Friday, March 6, 2009

Employment Down -651,000

From the BLS:

Nonfarm payroll employment continued to fall sharply in February (-651,000), and the unemployment rate rose from 7.6 to 8.1 percent, the Bureau of Labor Statistics of the U.S. Department of Labor reported today. Payroll employment has declined by 2.6 million in the past 4 months. In February, job losses were large and widespread across nearly all major industry sectors.

.....

The number of long-term unemployed (those jobless for 27 weeks or more) increased by 270,000 to 2.9 million in February. Over the past 12 months, the number of long-term unemployed was up by 1.6 million. (See table A-9.)

.....

In February, the number of persons who worked part time for economic reasons (sometimes referred to as involuntary part-time workers) rose by 787,000, reaching 8.6 million. The number of such workers rose by 3.7 million over the past 12 months. This category includes persons who would like to work full time but were working part time because their hours had been cut back or because they were unable to find full-time jobs. (See table A-5.)

.....

About 2.1 million persons (not seasonally adjusted) were marginally attached to the labor force in February, 466,000 more than a year earlier. These individuals wanted and were available for work and had looked for a job sometime in the prior 12 months. They were not counted as unemployed because they had not searched for work in the 4 weeks preceding the survey. Among the marginally attached, there were 731,000 discouraged workers in February, up by 335,000 from a year earlier. Discouraged workers are persons not currently looking for work because they believe no jobs are available for them. The other 1.3 million persons marginally attached to the labor force in February had not searched for work in the 4 weeks preceding
the survey for reasons such as school attendance or family responsibilities. (See table A-13.)

.....

Total nonfarm payroll employment dropped by 651,000 in February. Since the recession began in December 2007, about 4.4 million jobs have been lost, with more than half (2.6 million) of the decrease occurring in the last 4 months. In February, employment declined in most major industry sectors, with the largest losses occurring in professional and business services, manufacturing, and construction. Health care continued to add jobs over the month. (See table B-1.)


Let's break this information down.

1.) The best read of job growth for the last expansion is a total of 8.2 million jobs created. 2.6 million jobs were lost in the last 4 months, or 31%. Since the recession began, we've lost 4.4 million jobs or 53%. There is no way to spin those numbers as anything except terrible.

2.) The number of people who worked part-time for economic reasons increased by 787,000. That's also a ton of people. That number has increased by 3.7 million over the last 12 months -- also a ton of people. That facts tells us two relevant data points. First, businesses are still cutting back sharply.

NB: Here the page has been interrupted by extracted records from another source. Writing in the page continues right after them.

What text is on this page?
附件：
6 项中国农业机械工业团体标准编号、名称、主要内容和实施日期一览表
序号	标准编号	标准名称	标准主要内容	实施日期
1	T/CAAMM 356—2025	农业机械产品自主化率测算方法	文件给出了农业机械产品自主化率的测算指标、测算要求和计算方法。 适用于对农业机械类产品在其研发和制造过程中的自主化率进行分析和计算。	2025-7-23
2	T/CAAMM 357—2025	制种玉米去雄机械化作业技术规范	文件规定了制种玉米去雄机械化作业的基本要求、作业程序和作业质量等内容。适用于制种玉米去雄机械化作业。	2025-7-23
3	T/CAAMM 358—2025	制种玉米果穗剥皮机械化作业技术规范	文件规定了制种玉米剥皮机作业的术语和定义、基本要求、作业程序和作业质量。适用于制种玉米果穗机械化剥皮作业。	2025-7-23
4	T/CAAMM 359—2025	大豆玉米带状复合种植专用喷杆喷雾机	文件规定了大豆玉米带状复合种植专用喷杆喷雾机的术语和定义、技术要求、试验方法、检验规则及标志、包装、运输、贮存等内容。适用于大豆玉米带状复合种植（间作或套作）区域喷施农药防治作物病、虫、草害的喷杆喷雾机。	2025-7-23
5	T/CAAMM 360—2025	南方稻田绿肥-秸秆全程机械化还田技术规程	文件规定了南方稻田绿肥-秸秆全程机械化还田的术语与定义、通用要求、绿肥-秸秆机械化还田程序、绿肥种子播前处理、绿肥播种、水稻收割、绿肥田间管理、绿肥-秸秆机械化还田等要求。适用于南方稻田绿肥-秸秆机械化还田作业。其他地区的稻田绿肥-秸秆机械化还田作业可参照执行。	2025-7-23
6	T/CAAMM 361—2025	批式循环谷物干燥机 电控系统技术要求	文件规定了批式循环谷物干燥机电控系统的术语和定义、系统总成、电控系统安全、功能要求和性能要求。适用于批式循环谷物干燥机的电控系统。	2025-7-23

Secondly, there is probably at least one more month of horrible job losses in the works; that number is simply too high for there not to be another serious round of job losses coming down the pike.

3.) Year over year, the unemployment rate of service occupations has increased from 6.7% to 9.1% the unemployment rate of natural resources, construction and maintenance has increased from 9.1% to 17.7% and the unemployment rate of production, transportation and material employment has increased from 6.6% to 13.1%.

4.) Hours worked is decreasing across a wide swath of industries.

Simply put, this is an incredibly ugly report.